Data teams must collaborate with business teams to understand whether raw data from certain sources needs to be warehoused for future use cases or not.

Sometimes, it’s enough to make data available in certain tools without storing a copy of it in the warehouse — this is especially true for event data that is primarily used to power automated workflows or perform analyses in external tools that store a copy of the data anyway.

Ensure that stored data is usable

As mentioned earlier, data is useful when it’s:

  • Uniform
  • Complete
  • Accurate
  • Accessible

But even for useful data to be usable — for analysis and activation purposes — it often needs to be cleaned and transformed.

And for data to be cleaned and transformed, data teams need to know where exactly the data will be consumed and for what purpose: analysis or activation.

Governing data consumption

The whole point of collecting and storing data is to enable people across teams to consume the data for analysis (to derive insights and inform decisions) and activation (to build personalized data-powered experiences).

Who can access the data warehouse?
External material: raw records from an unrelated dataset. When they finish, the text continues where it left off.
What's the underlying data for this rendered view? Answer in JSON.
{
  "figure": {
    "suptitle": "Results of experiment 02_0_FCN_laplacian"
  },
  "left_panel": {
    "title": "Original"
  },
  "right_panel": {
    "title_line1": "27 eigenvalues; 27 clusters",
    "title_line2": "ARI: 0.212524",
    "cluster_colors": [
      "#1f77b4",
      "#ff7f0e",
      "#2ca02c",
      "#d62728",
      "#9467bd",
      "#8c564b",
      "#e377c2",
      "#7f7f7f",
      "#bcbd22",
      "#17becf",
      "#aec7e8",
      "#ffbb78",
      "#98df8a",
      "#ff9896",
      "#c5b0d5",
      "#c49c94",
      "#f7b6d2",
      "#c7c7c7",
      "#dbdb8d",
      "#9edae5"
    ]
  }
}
How is data made available in the tools business teams use for analysis and activation?

Organizations must invest in measures to ensure that everybody who needs data has access to it wherever they need it, while also ensuring that any misuse of data doesn’t go unnoticed. Here’s how they can start.

Make data accessible to the right people

There are two ways data can be made accessible:

  • Give people access to the dataset
  • Make the necessary data accessible in the tools where data is consumed

Organizations need to take measures to ensure that only the right people can access whatever data they need, wherever they need it.

This, of course, is easier said than done, and organizations need to invest in processes to ensure the following:

  • Enable people to quickly find out what data is available and where — implementing a data catalog can help you achieve this.
  • Make relevant data available in external tools where it’s consumed by business teams.
  • Use tools to monitor the use of data assets to prevent unwarranted data sharing with external parties.

Making data accessible to the right people is a tiny but important step toward making data democratization a reality.

Keep security and compliance top of mind

Sound data governance should always include investing time in implementing best practices to keep your customer data secure, as well as adhering to privacy regulations.

In no particular order, organizations need to take strong measures for the following:

  • Masking of PII data where it’s not needed or where it would lead to non-compliance.
  • Revoking access to data assets once they stop being utilized.
  • Ensuring financial data is not treated the same as, say, product-usage data.

It’s easy to turn a blind eye to these at the earlier stages of the data journey when becoming “data-driven” is a priority, but it’s definitely not worth the consequences of being in violation of data protection laws like the GDPR.

Conclusion

By no means is this a one-size-fits-all guide and there are, of course, other measures companies can take to make data governance a priority across the board.

I’d like to conclude by summarizing the six measures organizations can take to roll out their own data governance practice:

  1. Getting stakeholders involved: Ask them to describe how they intend to use the data they ask for.
  2. Investing in the right tools: Ensure data quality, identify issues, and enable collaboration between teams.
  3. Warehouse what’s needed: Only store data that is used to answer questions or power experiences.
  4. Make data usable: Useful data needs to be transformed to become usable.
  5. Make data accessible: Usable data needs to be made available where teams wish to consume it to perform their own analysis or drive actions.
  6. Security and compliance: Make these top of mind sooner rather than later.